SearchGuard is not initialized just after a node joins a cluster

Issue

Assume there’s an ES cluster with SearchGuard initialized, where searchguard index exists.
During the time between when a node joins the cluster and when the node completes loading SearchGuard configurations, an ES node does not accept any indexing requests because the node is considered to be not initialized yet.

An client app receives the following error.

org.elasticsearch.transport.RemoteTransportException: [(host)][(address)][indices:data/write/bulk]
Caused by: org.elasticsearch.ElasticsearchSecurityException: Cannot authenticate null

The client app uses sniffing.

That error happens because BackendRegistry is not initialized.
https://github.com/floragunncom/search-guard/blob/es-6.6.2/src/main/java/com/floragunn/searchguard/transport/SearchGuardRequestHandler.java#L228

The error is transient, so retrying requests might work, but we might want to avoid the error if possible.

Questions

  • Can we make sure the node is initialized before the node joins the cluster (when searchguard index exists)?
  • Any idea how to avoid this transient error?

Version

Elasticsearch: 6.6.1
SearchGuard: 24.1

@cstaley any ideas regarding this issue?

I guess the only thing (beside retrying requests) is to use a loadbalancer which checks the health status of a node with our health check endpoint documented here Installation | Security for Elasticsearch | Search Guard (Or if not a loadbalancer maybe the client application can call the health check api on a regular basis)

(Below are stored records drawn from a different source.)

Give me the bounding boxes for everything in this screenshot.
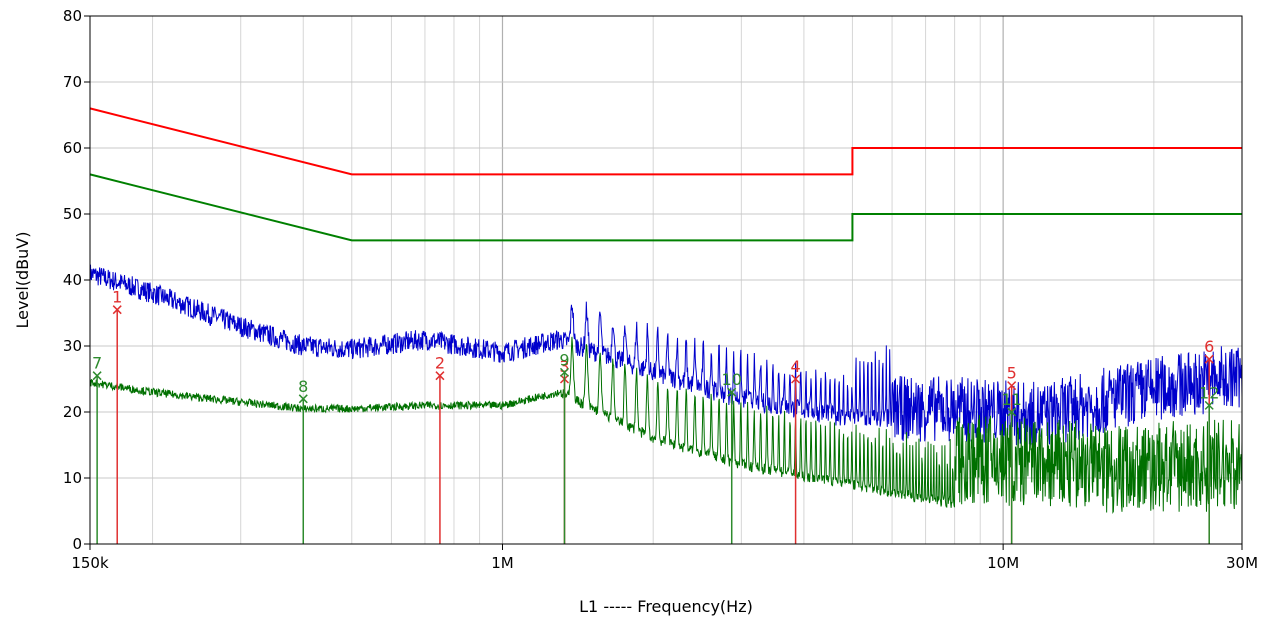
marker-label: 1: [112, 288, 122, 307]
marker-2: 2: [435, 354, 445, 544]
marker-label: 3: [559, 357, 569, 376]
marker-label: 6: [1204, 337, 1214, 356]
marker-x: [559, 367, 570, 377]
x-axis-ticks: 150k 1M 10M 30M: [71, 544, 1258, 572]
marker-label: 9: [559, 350, 569, 369]
marker-8: 8: [298, 377, 308, 544]
marker-4: 4: [791, 357, 801, 544]
marker-x: [298, 394, 308, 404]
marker-x: [1007, 381, 1017, 391]
avg-limit-line: [89, 173, 1242, 242]
marker-x: [112, 305, 122, 315]
marker-label: 11: [1001, 390, 1021, 409]
x-axis-title: L1 ----- Frequency(Hz): [579, 597, 753, 616]
y-axis-title: Level(dBuV): [13, 232, 32, 329]
y-axis-ticks: 0 10 20 30 40 50 60 70 80: [63, 7, 90, 553]
y-tick-label: 20: [63, 403, 82, 421]
marker-9: 9: [559, 350, 570, 544]
marker-label: 12: [1199, 383, 1219, 402]
marker-label: 4: [791, 357, 801, 376]
marker-x: [727, 387, 737, 397]
marker-x: [92, 371, 102, 381]
y-tick-label: 70: [63, 73, 82, 91]
y-tick-label: 30: [63, 337, 82, 355]
marker-label: 7: [92, 354, 102, 373]
peak-trace: [89, 264, 1243, 448]
marker-10: 10: [722, 370, 742, 544]
qp-limit-line: [89, 107, 1242, 176]
marker-label: 10: [722, 370, 742, 389]
marker-label: 5: [1007, 364, 1017, 383]
x-tick-label: 1M: [491, 554, 514, 572]
y-tick-label: 60: [63, 139, 82, 157]
y-tick-label: 80: [63, 7, 82, 25]
marker-1: 1: [112, 288, 122, 544]
marker-x: [1204, 400, 1214, 410]
marker-7: 7: [92, 354, 102, 544]
marker-label: 2: [435, 354, 445, 373]
x-tick-label: 10M: [987, 554, 1019, 572]
traces: [89, 264, 1243, 515]
marker-label: 8: [298, 377, 308, 396]
y-tick-label: 40: [63, 271, 82, 289]
x-tick-label: 150k: [71, 554, 109, 572]
x-tick-label: 30M: [1226, 554, 1258, 572]
y-tick-label: 0: [72, 535, 82, 553]
y-tick-label: 10: [63, 469, 82, 487]
avg-trace: [89, 336, 1243, 515]
marker-11: 11: [1001, 390, 1022, 544]
marker-x: [1007, 407, 1017, 417]
marker-12: 12: [1199, 383, 1219, 544]
y-tick-label: 50: [63, 205, 82, 223]
marker-x: [1204, 354, 1214, 364]
marker-x: [791, 374, 801, 384]
marker-x: [435, 371, 445, 381]
limit-lines: [89, 107, 1242, 242]
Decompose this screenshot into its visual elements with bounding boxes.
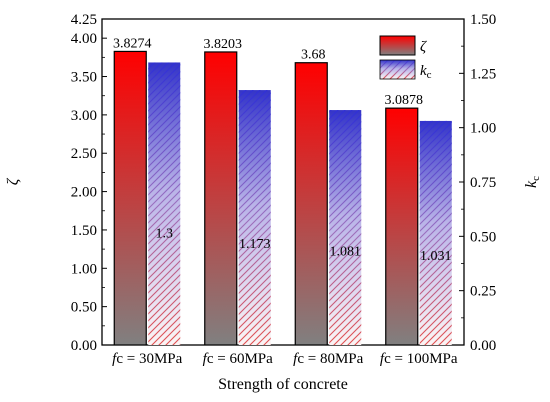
x-axis-title: Strength of concrete: [218, 376, 348, 393]
left-tick-label: 1.00: [71, 261, 97, 277]
legend-swatch-kc-hatch: [380, 60, 415, 79]
data-label-kc: 1.173: [239, 237, 271, 252]
right-tick-label: 0.75: [470, 175, 496, 191]
left-tick-label: 3.50: [71, 70, 97, 86]
data-label-kc: 1.3: [156, 227, 174, 242]
left-tick-label: 0.50: [71, 300, 97, 316]
bar-zeta: [113, 50, 147, 345]
bar-zeta: [385, 107, 419, 345]
bar-kc-hatch: [238, 90, 271, 345]
data-label-kc: 1.081: [330, 245, 362, 260]
left-tick-label: 4.25: [71, 12, 97, 28]
x-tick-label: fc = 100MPa: [380, 351, 458, 367]
right-tick-label: 0.50: [470, 229, 496, 245]
bar-kc-hatch: [148, 62, 181, 345]
data-label-kc: 1.031: [420, 249, 452, 264]
legend: ζ kc: [379, 35, 432, 81]
data-label-zeta: 3.8203: [204, 37, 243, 52]
left-tick-label: 2.00: [71, 185, 97, 201]
legend-label-zeta: ζ: [420, 39, 427, 55]
right-tick-label: 1.25: [470, 66, 496, 82]
bar-kc-hatch: [419, 120, 452, 345]
left-axis-title: ζ: [5, 177, 22, 185]
x-tick-label: fc = 30MPa: [112, 351, 182, 367]
left-tick-label: 4.00: [71, 31, 97, 47]
left-tick-label: 1.50: [71, 223, 97, 239]
left-tick-label: 2.50: [71, 146, 97, 162]
bar-zeta: [294, 62, 328, 345]
x-tick-label: fc = 60MPa: [203, 351, 273, 367]
legend-swatch-kc-border: [379, 59, 416, 80]
left-tick-label: 0.00: [71, 338, 97, 354]
left-tick-label: 3.00: [71, 108, 97, 124]
x-tick-label: fc = 80MPa: [293, 351, 363, 367]
data-label-zeta: 3.0878: [385, 93, 424, 108]
legend-label-kc: kc: [420, 63, 432, 81]
bar-kc-hatch: [329, 110, 362, 345]
right-axis-title: kc: [523, 176, 542, 188]
bar-zeta: [204, 51, 238, 345]
right-tick-label: 0.25: [470, 284, 496, 300]
data-label-zeta: 3.8274: [113, 36, 152, 51]
right-tick-label: 1.00: [470, 121, 496, 137]
legend-swatch-zeta: [379, 35, 416, 56]
right-tick-label: 0.00: [470, 338, 496, 354]
data-label-zeta: 3.68: [301, 48, 326, 63]
right-tick-label: 1.50: [470, 12, 496, 28]
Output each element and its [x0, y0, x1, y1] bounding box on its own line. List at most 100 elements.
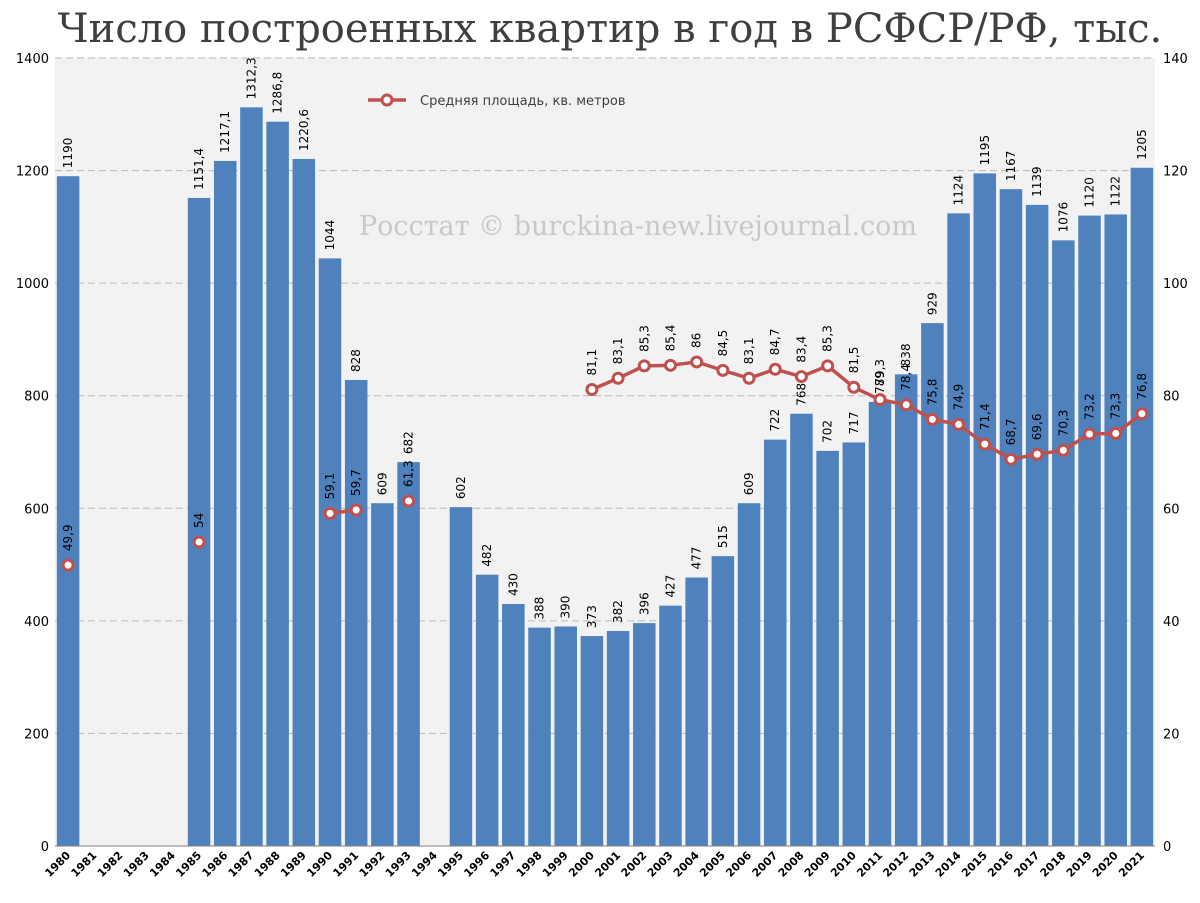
bar-data-label: 682 [402, 431, 416, 454]
plot-area [55, 58, 1155, 846]
x-axis-tick-label: 2020 [1090, 849, 1121, 880]
line-data-label: 85,3 [821, 325, 835, 352]
bar-data-label: 1139 [1030, 166, 1044, 197]
bar-data-label: 1217,1 [218, 111, 232, 153]
bar-data-label: 427 [663, 575, 677, 598]
x-axis-tick-label: 2010 [828, 849, 859, 880]
bar-data-label: 602 [454, 476, 468, 499]
bar-data-label: 609 [375, 472, 389, 495]
bar [344, 379, 368, 846]
legend-label: Средняя площадь, кв. метров [420, 94, 626, 109]
bar-data-label: 1076 [1056, 202, 1070, 233]
line-data-label: 78,4 [899, 364, 913, 391]
line-point [690, 355, 704, 369]
left-axis-tick-label: 200 [24, 727, 49, 742]
right-axis-tick-label: 20 [1163, 727, 1180, 742]
line-data-label: 59,7 [349, 469, 363, 496]
line-point [192, 535, 206, 549]
line-point [794, 370, 808, 384]
bar-data-label: 1120 [1083, 177, 1097, 208]
line-point [768, 362, 782, 376]
x-axis-tick-label: 1981 [69, 849, 100, 880]
bar [842, 442, 866, 846]
x-axis-tick-label: 2017 [1011, 849, 1042, 880]
line-point [873, 393, 887, 407]
bar-data-label: 609 [742, 472, 756, 495]
line-point [1109, 426, 1123, 440]
right-axis: 0 20 40 60 80 100 120 140 [1163, 52, 1188, 855]
x-axis-tick-label: 2008 [776, 849, 807, 880]
x-axis-tick-label: 2004 [671, 849, 702, 880]
bar [1052, 240, 1075, 846]
bar-data-label: 789 [873, 371, 887, 394]
x-axis-tick-label: 1983 [121, 849, 152, 880]
x-axis-tick-label: 1997 [488, 849, 519, 880]
bar-data-label: 482 [480, 544, 494, 567]
bar [292, 158, 316, 847]
line-point [1030, 447, 1044, 461]
x-axis-tick-label: 1987 [226, 849, 257, 880]
x-axis-tick-label: 2014 [933, 849, 964, 880]
bar-labels: 1190 1151,4 1217,1 1312,3 1286,8 1220,6 1044 82… [61, 57, 1149, 628]
line-point [585, 383, 599, 397]
line-point [1056, 443, 1070, 457]
line-labels: 49,9 54 59,1 59,7 61,3 81,1 83,1 85,3 85,4 86 84,5… [61, 325, 1149, 552]
bar-data-label: 929 [925, 292, 939, 315]
bar [240, 107, 263, 847]
bar-data-label: 396 [637, 592, 651, 615]
bar [266, 121, 289, 846]
bar-data-label: 1151,4 [192, 148, 206, 190]
bar [528, 627, 551, 846]
bar-data-label: 1286,8 [271, 72, 285, 114]
bar [999, 189, 1023, 846]
bar [790, 413, 813, 846]
line-data-label: 73,3 [1109, 393, 1123, 420]
x-axis-tick-label: 1986 [200, 849, 231, 880]
line-segment [591, 360, 1143, 462]
legend-marker [380, 93, 394, 107]
x-axis-tick-label: 1999 [540, 849, 571, 880]
left-axis-tick-label: 800 [24, 390, 49, 405]
bar-series [56, 107, 1154, 847]
line-point [847, 380, 861, 394]
bar [187, 197, 211, 847]
x-axis-tick-label: 2016 [985, 849, 1016, 880]
x-axis-tick-label: 2019 [1064, 849, 1095, 880]
line-point [1135, 407, 1149, 421]
bar [763, 439, 787, 846]
x-axis-tick-label: 1982 [95, 849, 126, 880]
bar [475, 574, 499, 846]
line-data-label: 68,7 [1004, 419, 1018, 446]
left-axis-tick-label: 0 [41, 840, 49, 855]
x-axis-tick-label: 1992 [357, 849, 388, 880]
bar [606, 630, 630, 846]
bar-data-label: 702 [821, 420, 835, 443]
bar-data-label: 1167 [1004, 151, 1018, 182]
bar [397, 462, 420, 846]
x-axis-tick-label: 1996 [461, 849, 492, 880]
line-point [716, 363, 730, 377]
bar-data-label: 477 [690, 547, 704, 570]
right-axis-tick-label: 120 [1163, 165, 1188, 180]
bar [711, 556, 735, 846]
line-point [663, 358, 677, 372]
line-point [637, 359, 651, 373]
line-point [61, 558, 75, 572]
x-axis-tick-label: 1991 [330, 849, 361, 880]
x-axis-tick-label: 2005 [697, 849, 728, 880]
x-axis-tick-label: 2007 [750, 849, 781, 880]
bar [449, 507, 473, 846]
line-data-label: 76,8 [1135, 373, 1149, 400]
line-point [1083, 427, 1097, 441]
bar [1130, 167, 1154, 846]
legend: Средняя площадь, кв. метров [368, 93, 626, 109]
line-data-label: 83,1 [611, 338, 625, 365]
line-data-label: 70,3 [1056, 410, 1070, 437]
bar [554, 626, 577, 846]
bar-data-label: 1190 [61, 138, 75, 169]
bar [868, 401, 892, 846]
bar-data-label: 1205 [1135, 129, 1149, 160]
bar-data-label: 373 [585, 605, 599, 628]
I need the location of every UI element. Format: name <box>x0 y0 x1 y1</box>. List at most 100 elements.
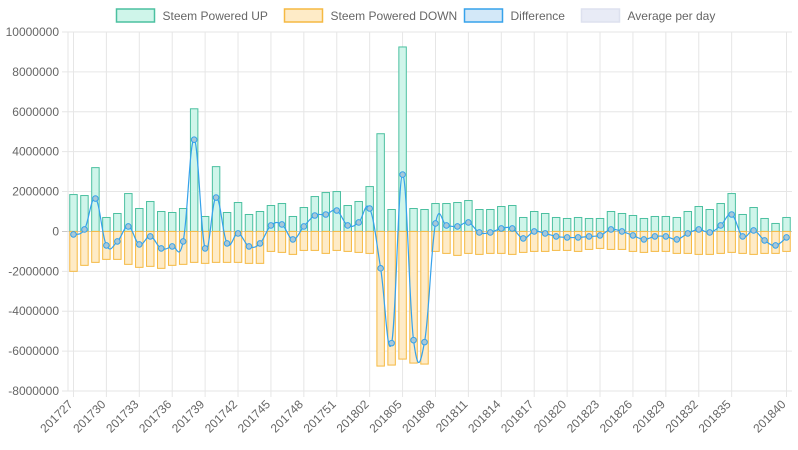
bar-powered-down[interactable] <box>420 230 429 365</box>
difference-point[interactable] <box>125 223 132 230</box>
difference-point[interactable] <box>476 229 483 236</box>
bar-powered-down[interactable] <box>255 230 265 264</box>
difference-point[interactable] <box>541 230 549 237</box>
bar-powered-down[interactable] <box>519 230 528 253</box>
difference-point[interactable] <box>432 220 439 227</box>
difference-point[interactable] <box>519 235 527 242</box>
legend-item[interactable]: Average per day <box>580 8 716 23</box>
bar-powered-down[interactable] <box>453 230 462 256</box>
bar-powered-up[interactable] <box>650 215 660 232</box>
difference-point[interactable] <box>157 245 165 252</box>
bar-powered-down[interactable] <box>628 230 638 252</box>
bar-powered-up[interactable] <box>672 216 682 232</box>
bar-powered-down[interactable] <box>343 230 352 252</box>
bar-powered-down[interactable] <box>146 230 155 267</box>
bar-powered-down[interactable] <box>442 230 451 254</box>
bar-powered-up[interactable] <box>705 209 714 232</box>
bar-powered-down[interactable] <box>508 230 517 255</box>
bar-powered-down[interactable] <box>332 230 341 251</box>
bar-powered-up[interactable] <box>464 200 473 232</box>
bar-powered-down[interactable] <box>211 230 221 263</box>
difference-point[interactable] <box>673 236 681 243</box>
bar-powered-up[interactable] <box>584 217 594 232</box>
difference-point[interactable] <box>256 240 264 247</box>
difference-point[interactable] <box>465 219 472 226</box>
bar-powered-down[interactable] <box>562 230 572 251</box>
difference-point[interactable] <box>607 226 615 233</box>
bar-powered-up[interactable] <box>760 217 769 232</box>
bar-powered-down[interactable] <box>464 230 473 254</box>
difference-point[interactable] <box>333 207 341 214</box>
bar-powered-up[interactable] <box>113 212 122 232</box>
bar-powered-up[interactable] <box>639 217 649 232</box>
difference-point[interactable] <box>70 231 77 238</box>
difference-point[interactable] <box>585 233 593 240</box>
difference-point[interactable] <box>399 171 406 178</box>
difference-point[interactable] <box>92 195 99 202</box>
difference-point[interactable] <box>366 205 373 212</box>
bar-powered-down[interactable] <box>650 230 660 252</box>
bar-powered-up[interactable] <box>167 211 177 232</box>
bar-powered-up[interactable] <box>573 216 583 232</box>
bar-powered-up[interactable] <box>782 216 791 232</box>
bar-powered-up[interactable] <box>519 216 528 232</box>
bar-powered-up[interactable] <box>475 209 484 232</box>
difference-point[interactable] <box>223 240 231 247</box>
difference-point[interactable] <box>454 223 461 230</box>
difference-point[interactable] <box>761 237 768 244</box>
difference-point[interactable] <box>662 233 670 240</box>
bar-powered-up[interactable] <box>486 209 495 232</box>
bar-powered-up[interactable] <box>409 208 418 232</box>
difference-point[interactable] <box>388 339 395 347</box>
bar-powered-down[interactable] <box>738 230 747 254</box>
legend-item[interactable]: Steem Powered DOWN <box>283 8 458 23</box>
difference-point[interactable] <box>618 228 626 235</box>
difference-point[interactable] <box>574 234 582 241</box>
bar-powered-up[interactable] <box>738 213 747 232</box>
bar-powered-up[interactable] <box>255 211 265 232</box>
difference-point[interactable] <box>245 243 253 250</box>
bar-powered-up[interactable] <box>661 215 671 232</box>
bar-powered-down[interactable] <box>113 230 122 260</box>
bar-powered-up[interactable] <box>233 202 243 232</box>
legend-item[interactable]: Difference <box>463 8 566 23</box>
bar-powered-up[interactable] <box>135 208 144 232</box>
bar-powered-down[interactable] <box>178 230 188 265</box>
bar-powered-down[interactable] <box>189 230 199 263</box>
bar-powered-up[interactable] <box>540 212 550 232</box>
bar-powered-down[interactable] <box>584 230 594 250</box>
bar-powered-down[interactable] <box>310 230 320 251</box>
bar-powered-up[interactable] <box>628 214 638 232</box>
difference-point[interactable] <box>443 222 450 229</box>
difference-point[interactable] <box>146 233 154 240</box>
bar-powered-down[interactable] <box>551 230 561 251</box>
bar-powered-up[interactable] <box>354 201 363 232</box>
bar-powered-down[interactable] <box>80 230 89 266</box>
difference-point[interactable] <box>234 230 242 237</box>
bar-powered-down[interactable] <box>398 230 407 360</box>
bar-powered-up[interactable] <box>420 209 429 232</box>
difference-point[interactable] <box>530 228 538 235</box>
difference-point[interactable] <box>81 226 88 233</box>
bar-powered-down[interactable] <box>288 230 298 255</box>
bar-powered-down[interactable] <box>277 230 287 253</box>
legend-item[interactable]: Steem Powered UP <box>115 8 268 23</box>
difference-point[interactable] <box>706 229 714 236</box>
bar-powered-down[interactable] <box>727 230 736 253</box>
difference-point[interactable] <box>508 225 516 232</box>
bar-powered-down[interactable] <box>595 230 605 249</box>
bar-powered-down[interactable] <box>222 230 232 263</box>
difference-point[interactable] <box>651 233 659 240</box>
bar-powered-up[interactable] <box>189 108 199 232</box>
bar-powered-up[interactable] <box>80 195 89 232</box>
bar-powered-down[interactable] <box>135 230 144 268</box>
difference-point[interactable] <box>136 241 143 248</box>
difference-point[interactable] <box>563 234 571 241</box>
bar-powered-down[interactable] <box>124 230 133 265</box>
bar-powered-down[interactable] <box>266 230 276 252</box>
bar-powered-down[interactable] <box>299 230 309 251</box>
bar-powered-up[interactable] <box>69 194 78 232</box>
difference-point[interactable] <box>739 233 746 240</box>
bar-powered-down[interactable] <box>321 230 331 254</box>
difference-point[interactable] <box>684 230 692 237</box>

I see. Good to know the health check endpoint.
We might be able to implement a custom sniffer to send requests to initialized nodes. It can be nice for SearchGuard library to provide the sniffer. :slight_smile:

If we retry requests, can we check whether the failures can be transient for this case?

What do you exactly mean with “can we check whether the failures can be transient for this case”?

What do you exactly mean with “can we check whether the failures can be transient for this case”?

I thought it can be nice if a client can determine whether a failure can be resolved by retrying requests.
For example, an Exception class might have a flag or code that indicates whether retrying might help or not.
If a failure happens because SG is not initialized, clients might choose to retry requests until it’s initialized.
If a failure happens due to insufficient privilege, clients might choose to stop sending requests.

This topic was automatically closed 21 days after the last reply. New replies are no longer allowed.